(Editoriale)
I cattolici sono cittadini italiani e la Chiesa è al servizio di tutti. In tempi di Coronavirus appare persino più chiaro che in tempi normali. Non solo per le centinaia di migliaia di euro che i vescovi italiani hanno iniettato in tante realtà, affinché potessero far fronte all’emergenza, e che ancora crediamo inietteranno per rispondere alle esigenze dei poveri (e dei nuovi poveri), e per aiutare anche la più piccola parrocchia – ma mai così grande come in questo periodo – a osservare le regole, costose, per la riapertura alle Messe con la partecipazione dei fedeli.
Abbiamo assistito, da domenica sera in poi, al crescere del malcontento generalizzato – cioè non solo dei vescovi italiani e degli addetti ai lavori – per il mancato annuncio della possibilità di dire Messa in pubblico che – permetteteci di sottolinearlo – non è, anche nei modi, come andare a teatro o al supermercato.
L’esigenza di soddisfare la sete di cultura e la fame di pane e companatico sono sacrosante. L’esigenza di soddisfare la fame spirituale lo è altrettanto, e anche di più, per chi irrora la propria vita con l’Eucarestia.

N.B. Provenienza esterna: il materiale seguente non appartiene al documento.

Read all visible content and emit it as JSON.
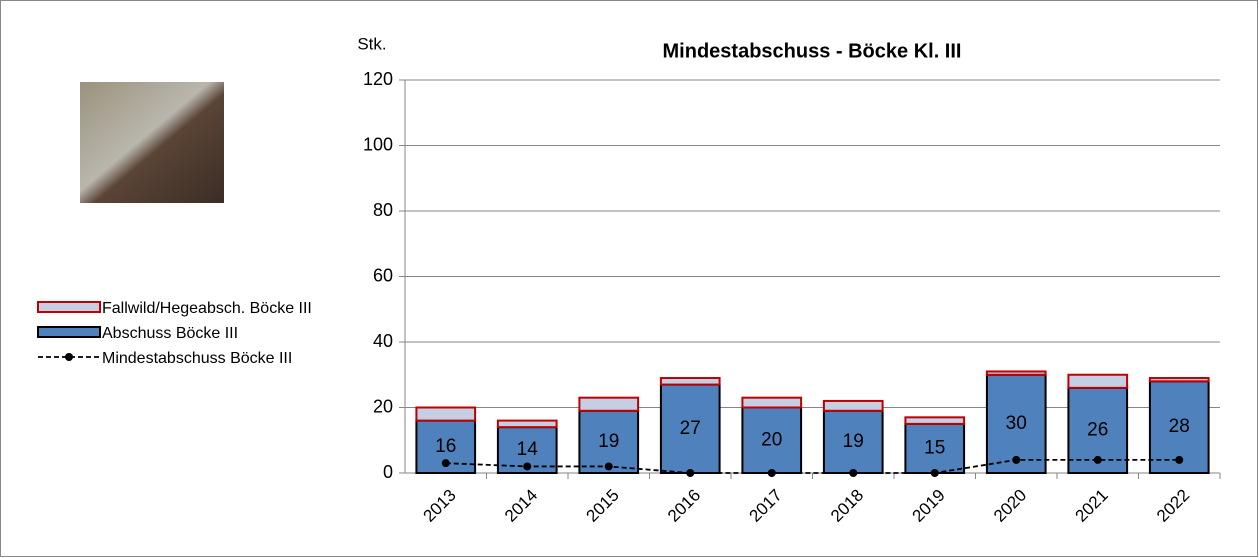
{
  "chart_data": {
    "type": "bar",
    "stacked": true,
    "title": "Mindestabschuss - Böcke  Kl. III",
    "y_label": "Stk.",
    "categories": [
      "2013",
      "2014",
      "2015",
      "2016",
      "2017",
      "2018",
      "2019",
      "2020",
      "2021",
      "2022"
    ],
    "series": [
      {
        "name": "Fallwild/Hegeabsch. Böcke III",
        "color": "#c5cfe4",
        "edge": "#c00000",
        "values": [
          4,
          2,
          4,
          2,
          3,
          3,
          2,
          1,
          4,
          1
        ]
      },
      {
        "name": "Abschuss Böcke III",
        "color": "#4f81bd",
        "edge": "#000000",
        "values": [
          16,
          14,
          19,
          27,
          20,
          19,
          15,
          30,
          26,
          28
        ],
        "show_labels": true
      },
      {
        "name": "Mindestabschuss Böcke III",
        "type": "line",
        "color": "#000000",
        "dashed": true,
        "values": [
          3,
          2,
          2,
          0,
          0,
          0,
          0,
          4,
          4,
          4
        ]
      }
    ],
    "ylim": [
      0,
      120
    ],
    "yticks": [
      0,
      20,
      40,
      60,
      80,
      100,
      120
    ],
    "grid": true
  }
}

La Chiesa è tale quando si incontra come popolo che vive i sacramenti, e l’Eucarestia per noi non è una manifestazione esterna della nostra fede a cui partecipiamo così come si parteciperebbe a un qualsiasi altro evento. L’Eucarestia è la fonte e il culmine della nostra fede, senza la quale non si vive: è alimento per la fede.

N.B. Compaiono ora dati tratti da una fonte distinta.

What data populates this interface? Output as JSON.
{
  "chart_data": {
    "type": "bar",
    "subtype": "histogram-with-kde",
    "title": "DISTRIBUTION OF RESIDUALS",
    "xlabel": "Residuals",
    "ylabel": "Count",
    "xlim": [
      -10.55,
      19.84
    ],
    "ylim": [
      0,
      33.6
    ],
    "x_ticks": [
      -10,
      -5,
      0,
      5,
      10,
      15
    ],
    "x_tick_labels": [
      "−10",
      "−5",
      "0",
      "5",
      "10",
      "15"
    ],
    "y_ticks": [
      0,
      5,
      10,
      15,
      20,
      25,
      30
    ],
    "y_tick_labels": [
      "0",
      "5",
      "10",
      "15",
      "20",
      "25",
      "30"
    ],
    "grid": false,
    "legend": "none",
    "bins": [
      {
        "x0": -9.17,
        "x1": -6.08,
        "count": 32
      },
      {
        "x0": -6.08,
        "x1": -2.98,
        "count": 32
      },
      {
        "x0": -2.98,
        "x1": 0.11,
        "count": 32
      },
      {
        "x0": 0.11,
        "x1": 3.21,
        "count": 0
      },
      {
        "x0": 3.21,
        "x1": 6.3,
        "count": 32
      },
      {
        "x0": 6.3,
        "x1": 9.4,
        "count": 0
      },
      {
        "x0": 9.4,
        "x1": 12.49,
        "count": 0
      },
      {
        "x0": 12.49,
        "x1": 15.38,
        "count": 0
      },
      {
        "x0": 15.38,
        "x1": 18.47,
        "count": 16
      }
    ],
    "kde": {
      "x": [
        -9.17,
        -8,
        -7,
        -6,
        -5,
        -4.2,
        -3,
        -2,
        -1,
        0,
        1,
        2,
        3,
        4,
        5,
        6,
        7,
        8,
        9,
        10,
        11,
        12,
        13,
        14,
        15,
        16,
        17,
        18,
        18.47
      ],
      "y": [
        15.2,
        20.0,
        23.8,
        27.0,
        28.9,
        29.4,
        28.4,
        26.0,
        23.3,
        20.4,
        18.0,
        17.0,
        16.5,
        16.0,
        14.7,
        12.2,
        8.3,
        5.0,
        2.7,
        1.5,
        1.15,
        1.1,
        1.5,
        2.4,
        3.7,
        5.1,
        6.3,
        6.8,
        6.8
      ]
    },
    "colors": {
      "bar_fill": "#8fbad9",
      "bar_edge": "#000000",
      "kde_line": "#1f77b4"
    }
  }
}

Ecco perché c’è tanto ardore nel chiedere, nel pretendere, che se la vita sociale, economica, civile riprende tra mille cautele, deve poter riprendere – tra altrettante mille cautele – la vita sacramentale ed ecclesiale delle nostre comunità.
Il cittadino è persona responsabile quando sale sul bus, così come quando entra in chiesa.
O forse quello che entra in chiesa è considerato meno responsabile e più indisciplinato, e la chiesa un edificio più contaminante di una fabbrica, un ufficio o una sala da gioco?